Article paru dans « Dr Good » n°50 en octobre 2025 /
Les maladies cardiovasculaires sont la première cause de mortalité chez les femmes. Elles sont pourtant en grande partie évitables ! Pour faire le point, une consultation chez le cardiologue s’impose parfois.
Chaque jour en France, plus de 200 femmes meurent d’une maladie ou d’un accident cardiovasculaire, le plus souvent un accident vasculaire cérébral, contre une trentaine d’un cancer du sein. Pourtant, alors que nous savons (presque) toutes qu’il existe un programme de dépistage organisé de ce cancer, il n’existe aucune campagne nationale de dépistage des maladies cardiovasculaires chez les femmes, et les programmes de prévention sont encore largement ignorés…

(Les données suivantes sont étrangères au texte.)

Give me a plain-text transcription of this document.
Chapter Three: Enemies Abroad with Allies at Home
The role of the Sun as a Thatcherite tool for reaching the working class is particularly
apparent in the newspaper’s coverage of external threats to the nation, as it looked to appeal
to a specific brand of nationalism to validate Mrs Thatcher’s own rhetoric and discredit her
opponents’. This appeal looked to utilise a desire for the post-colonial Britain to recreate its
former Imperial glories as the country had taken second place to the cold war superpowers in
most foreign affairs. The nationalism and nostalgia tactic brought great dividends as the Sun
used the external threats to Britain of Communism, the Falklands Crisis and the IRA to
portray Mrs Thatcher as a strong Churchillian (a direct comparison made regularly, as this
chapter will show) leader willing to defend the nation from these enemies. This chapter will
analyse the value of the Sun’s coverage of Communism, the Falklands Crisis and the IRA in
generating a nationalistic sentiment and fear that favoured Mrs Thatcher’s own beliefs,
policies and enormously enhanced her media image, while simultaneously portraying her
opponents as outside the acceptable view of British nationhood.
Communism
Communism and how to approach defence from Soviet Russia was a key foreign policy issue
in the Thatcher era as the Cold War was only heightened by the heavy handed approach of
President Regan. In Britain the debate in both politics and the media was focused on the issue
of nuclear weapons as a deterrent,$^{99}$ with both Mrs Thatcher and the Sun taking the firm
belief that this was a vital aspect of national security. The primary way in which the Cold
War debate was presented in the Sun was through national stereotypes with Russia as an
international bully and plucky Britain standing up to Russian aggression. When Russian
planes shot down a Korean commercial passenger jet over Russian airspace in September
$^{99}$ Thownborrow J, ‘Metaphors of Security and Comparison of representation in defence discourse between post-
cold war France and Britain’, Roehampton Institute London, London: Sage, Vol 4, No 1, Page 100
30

Des risques cardiovasculaires accrus chez les femmes
« Femmes et hommes font face aux mêmes facteurs de risque cardiovasculaire, comme le tabac, l’excès de cholestérol, l’hypertension artérielle, le diabète ou le manque d’activité physique. Mais les femmes y sont plus sensibles », insiste Dr Patrick Assyag, cardiologue. Par ailleurs, elles présentent des risques supplémentaires, liés à leurs hormones et leur vie gynécologique. Il existe ainsi trois périodes clés de leur vie où le risque cardiovasculaire est majoré : lors de la première prise d’une contraception à base d’œstrogènes non naturels qui favorisent la coagulation et augmentent le risque d’événement cardiovasculaire, pendant une grossesse où elles peuvent souffrir d’hypertension, de prééclampsie (hypertension de la grossesse) et/ou de diabète gestationnel, et à la ménopause où la chute brutale des hormones féminines les fait rejoindre voire dépasser les hommes en matière de risques pour le cœur et les artères. « Une évaluation personnalisée des risques cardiovasculaires doit être envisagée pour chaque femme, à l’occasion de chacune de ces périodes de vie », insiste le cardiologue. Enfin, les femmes qui souffrent de migraines avec aura, d’un syndrome des ovaires polykystiques ou d’endométriose, celles qui ont subi une stimulation ovarienne ou une radiothérapie du thorax pour traiter un cancer du sein par exemple sont aussi plus fragiles.